What really made all the BB villains memorable were the ways in which they were defeated. Also, Shriek.

He's off his goddamned rocker.

A daughter trying to bond with her liquid-chemical mother only to murder her for money. A family that's only together because the mother and father are using the children. The stories were great.

Well, I do.

>Terry was an awful batman

That's because people try to compare him to Bruce. He's not THE Batman, but he is A Batman. They make this point a number of times in the show.

Critters was such a god awful episode.

Who is Sam?

.t Underaged who can't get over his nostalgia.

Not me. I never liked Beyond much. I stoped watching it at the episode where some guy is getting cucked and he's about to drill the other guys head or something. I only liked a few episodes and Return of the Joker movie.

I did, probably because I was a cyberpunkfag since my early childhood. Raised in poorfag family in a slavshit country with the lack of modern technology in my life made me fascinated by any sci-fi movies, cartoons, series etc.

I liked it better for a few reasons, but primarily because I think that the quality was far more consistent. Even the weaker episodes were solid. BTAS had really large highs, but then would turn around and have some massive stinkers.
I'll get attacked for this, but I also find Future Bruce and Terry more interesting than the central BTAS cast. Only Batman ever felt fleshed out, and even then he would switch from a stern but well meaning man to a complete dickhead. Future Bruce and Terry had very distinctive personalities that always felt consistent.

This. I feel like BTAS and BB did a really good job of exploring how a lot of the rogues were broken people in one way or another. The best episodes, I feel, were the ones where Batman legitimately tried to help the villains because he saw where they were going, or knew what was happening with them. The one with the dwarf woman who was obsessed with her child actor fame, the second of those was heartbreaking.

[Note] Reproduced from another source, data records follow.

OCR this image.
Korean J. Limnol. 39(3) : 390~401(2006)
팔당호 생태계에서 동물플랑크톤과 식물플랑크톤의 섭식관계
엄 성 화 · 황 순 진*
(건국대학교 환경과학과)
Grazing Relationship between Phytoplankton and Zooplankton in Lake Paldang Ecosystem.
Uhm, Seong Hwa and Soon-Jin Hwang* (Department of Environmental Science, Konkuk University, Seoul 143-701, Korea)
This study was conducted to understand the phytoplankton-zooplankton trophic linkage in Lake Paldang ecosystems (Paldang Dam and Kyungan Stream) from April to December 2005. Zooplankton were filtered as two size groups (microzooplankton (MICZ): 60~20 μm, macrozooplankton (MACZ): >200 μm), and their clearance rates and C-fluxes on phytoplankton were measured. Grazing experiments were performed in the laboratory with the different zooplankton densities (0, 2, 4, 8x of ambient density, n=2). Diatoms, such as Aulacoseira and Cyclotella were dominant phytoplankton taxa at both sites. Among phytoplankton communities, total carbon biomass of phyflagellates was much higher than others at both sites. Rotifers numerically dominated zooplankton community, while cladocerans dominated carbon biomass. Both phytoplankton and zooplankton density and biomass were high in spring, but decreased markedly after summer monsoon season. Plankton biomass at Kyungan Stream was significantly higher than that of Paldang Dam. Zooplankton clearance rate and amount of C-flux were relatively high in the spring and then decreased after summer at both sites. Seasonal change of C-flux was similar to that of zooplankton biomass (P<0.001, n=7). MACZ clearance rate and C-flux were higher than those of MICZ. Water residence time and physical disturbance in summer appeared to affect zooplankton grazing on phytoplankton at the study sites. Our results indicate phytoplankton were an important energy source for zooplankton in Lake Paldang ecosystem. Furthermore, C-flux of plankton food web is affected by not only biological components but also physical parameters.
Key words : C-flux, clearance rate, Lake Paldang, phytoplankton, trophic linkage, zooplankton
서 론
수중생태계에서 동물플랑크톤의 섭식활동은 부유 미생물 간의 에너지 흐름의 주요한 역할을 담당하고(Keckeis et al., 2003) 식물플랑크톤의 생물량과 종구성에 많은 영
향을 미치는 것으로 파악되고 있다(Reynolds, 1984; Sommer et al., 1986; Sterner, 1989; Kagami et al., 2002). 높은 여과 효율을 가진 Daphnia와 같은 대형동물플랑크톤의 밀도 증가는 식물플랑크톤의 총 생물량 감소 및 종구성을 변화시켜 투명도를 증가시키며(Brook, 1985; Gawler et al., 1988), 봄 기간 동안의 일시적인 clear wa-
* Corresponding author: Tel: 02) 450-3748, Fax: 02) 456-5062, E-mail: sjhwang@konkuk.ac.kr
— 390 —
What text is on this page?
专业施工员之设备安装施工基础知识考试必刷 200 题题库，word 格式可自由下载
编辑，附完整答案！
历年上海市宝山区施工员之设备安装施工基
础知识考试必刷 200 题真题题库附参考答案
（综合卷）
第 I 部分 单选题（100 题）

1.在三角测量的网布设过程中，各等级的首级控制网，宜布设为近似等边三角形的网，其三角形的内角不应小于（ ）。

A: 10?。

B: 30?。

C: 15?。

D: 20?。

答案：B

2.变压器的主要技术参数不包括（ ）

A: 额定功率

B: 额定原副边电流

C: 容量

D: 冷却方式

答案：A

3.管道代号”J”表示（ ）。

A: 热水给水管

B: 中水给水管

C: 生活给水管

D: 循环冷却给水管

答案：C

Mr Freeze? BTAS (and BB built on it) made Freeze a legitimately tragic figure.

Oh, and the Ventriloquist. God, I felt bad for that dude.

BB's villains tended toward less insane types and more self-destructive types. Maybe not straight up lunatics but certainly damaged people who were driving themselves into a downward spiral. I think a big difference is that Terry had less success in reaching out to his villains (IE: more of them just straight up fucking died or met horrible permanent fates).

To expand on this, and maybe oversimplify things:

If BTAS was about the poor state of mental health care, BB was about the poor state of drug rehabilitation.

... if you take some really really broad vague strokes, maybe.

More consistently good and wasn't afraid to show people getting killed.

And even when they didn't die, they met a gruesome and existentially horrifying end.

Remember the guy who sank into the center of the earth forever?

I did.
Simply because I love cyberpunk settings. I'm not gonna get pretentious and say it's better to justify my taste. Both shows were amazingly good and I enjoyed them from start to finish.